December 7, 2020

WordPress, Drupal, Laravel, Symfony… how do you test a PHP version upgrade?

James Sansbury

Heads up, PHP friends, PHP 8.0 is here, and you’re going to want it. The performance benefits of the new JIT (just-in-time) compiler are reason enough, especially if your application has CPU-intensive processes. Here’s a full list of the changes in PHP 8.0. And while you’re at it, check out our post on how to turn on JIT compiling in PHP 8.0.

For PHP-based CMSes and web frameworks, a major version change of PHP can be a bit daunting. You may have a dev or staging server that gives you an option to change the PHP version independently of production. Unfortunately, that’s not a great place to tinker with things as you may block other workstreams.

A picture of Kramer with smoke rising from his head.
Smoke testing a new PHP version directly on Stage.

Don’t use staging to test a software version upgrade

Instead of using a staging environment to test a software version upgrade, take advantage of Docker-based tools. This allows you to test different versions of PHP side by side without blowing up the staging environment if (when?) you run into a snag.
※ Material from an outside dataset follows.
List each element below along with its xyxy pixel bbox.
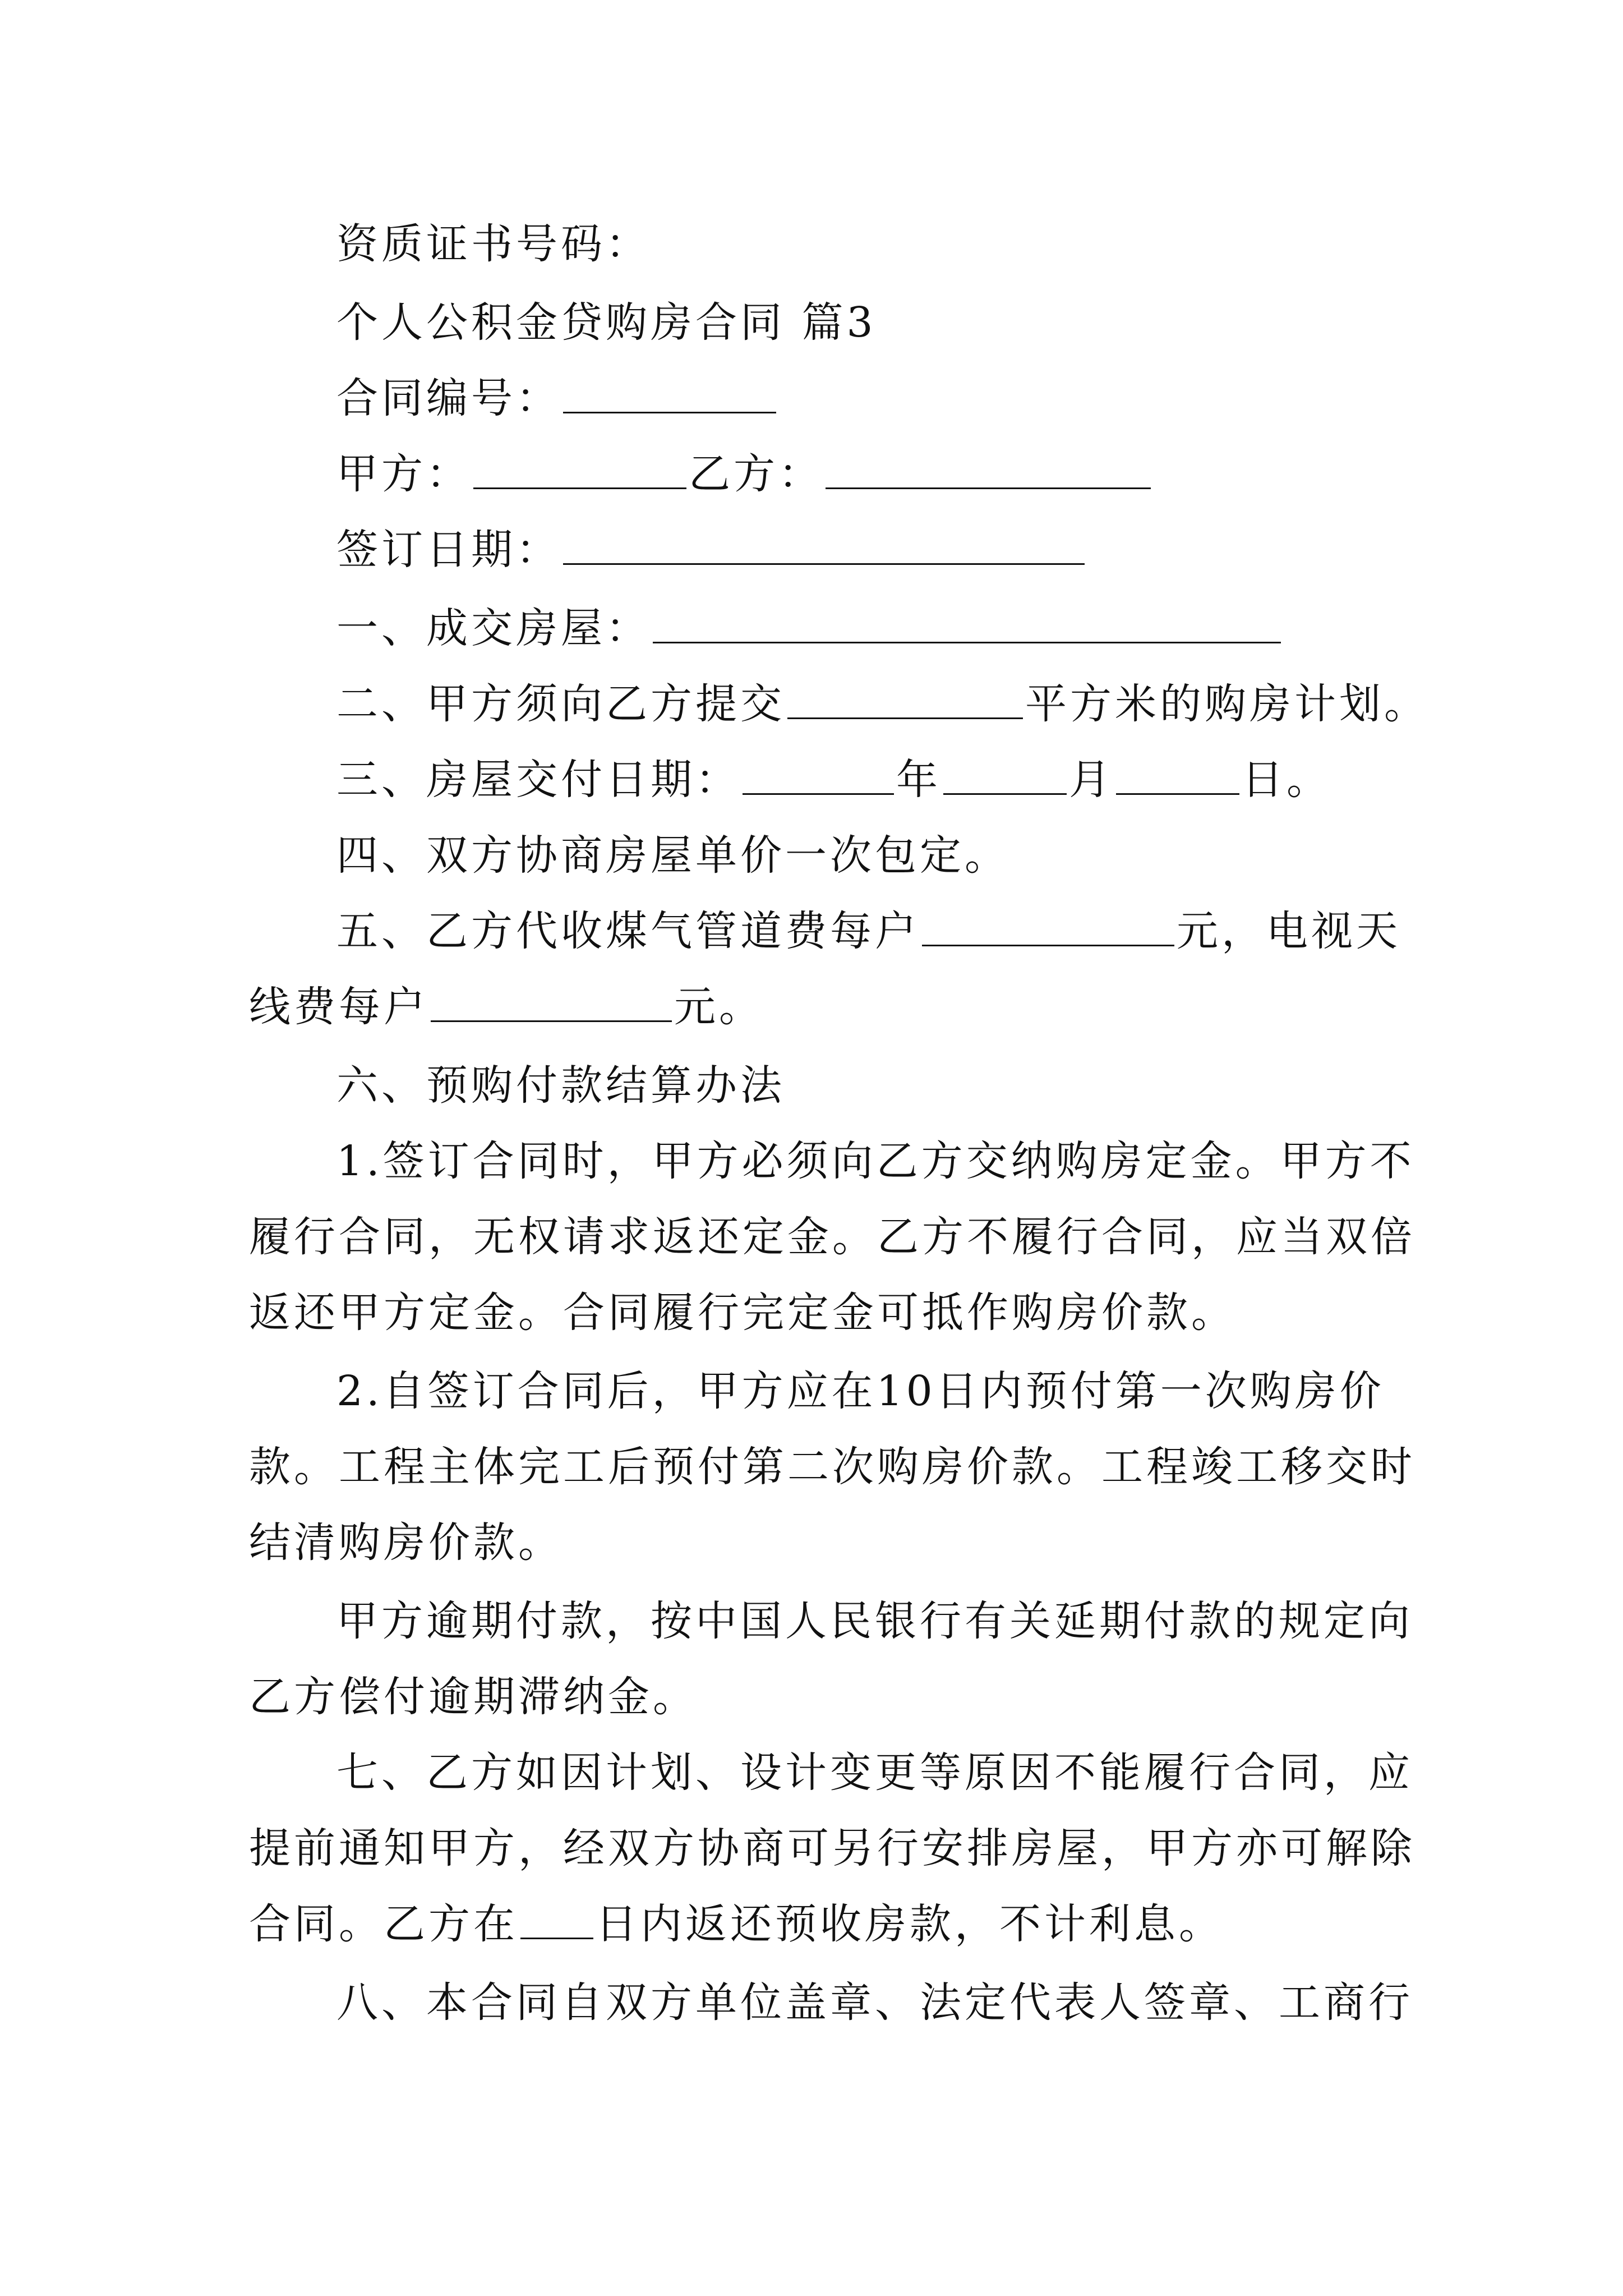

For example, if you’re using Tugboat, you might have your PHP service listed like so:


services:
 php:
   image: tugboatqa/php:7.4-apache
   ...

To test an upgrade to PHP 8, you can create a new branch and associated pull request, and make this one-line change.


services:
 php:
   image: tugboatqa/php:8.0-apache


Since Tugboat is Docker-based and free for everyone, this is an easy way to get started testing version changes like this without interrupting other workstreams on your project.

Use Tugboat’s built-in shell to debug

Once you’ve made a PHP version change, you’re likely going to run into issues. Did you know that Tugboat has a built-in terminal that you can access right from your browser?

Tugboat Dashboard showing a debugging session.

Using that Terminal, you can try out a few commands to see what might be causing the failure. Once you get those commands figured out, commit your changes to your Tugboat config, and push up those changes to trigger another build.

Want to tinker with JIT compiling?

If you’re curious about how JIT compiling will perform, go ahead and enable it on Tugboat to try it out. You can read the details of how to turn on JIT compiling in PHP 8.0, but a quick way to tinker with it is to add the following to your init commands of your PHP service in your Tugboat config.


   ...
   commands:
     init:
       - docker-php-ext-enable opcache
       - printf "opcache.enable_cli=1\nopcache.jit_buffer_size=50M\nopcache.jit=tracing\n" > $PHP_INI_DIR/conf.d/tugboat-jit.ini
       ...


Once that change is made, you’ll need to build a preview with no Base Preview.

Infrastructure as code? Infrastructure with code.

Since Tugboat’s configuration lives with the source code for your application, you can change the PHP version and fix the bugs associated with it, all in the same branch or PR. This is the huge benefit of Tugboat’s infrastructure-as-code approach to configuration. Your Tugboat configuration is using the same versioning system as your source code itself.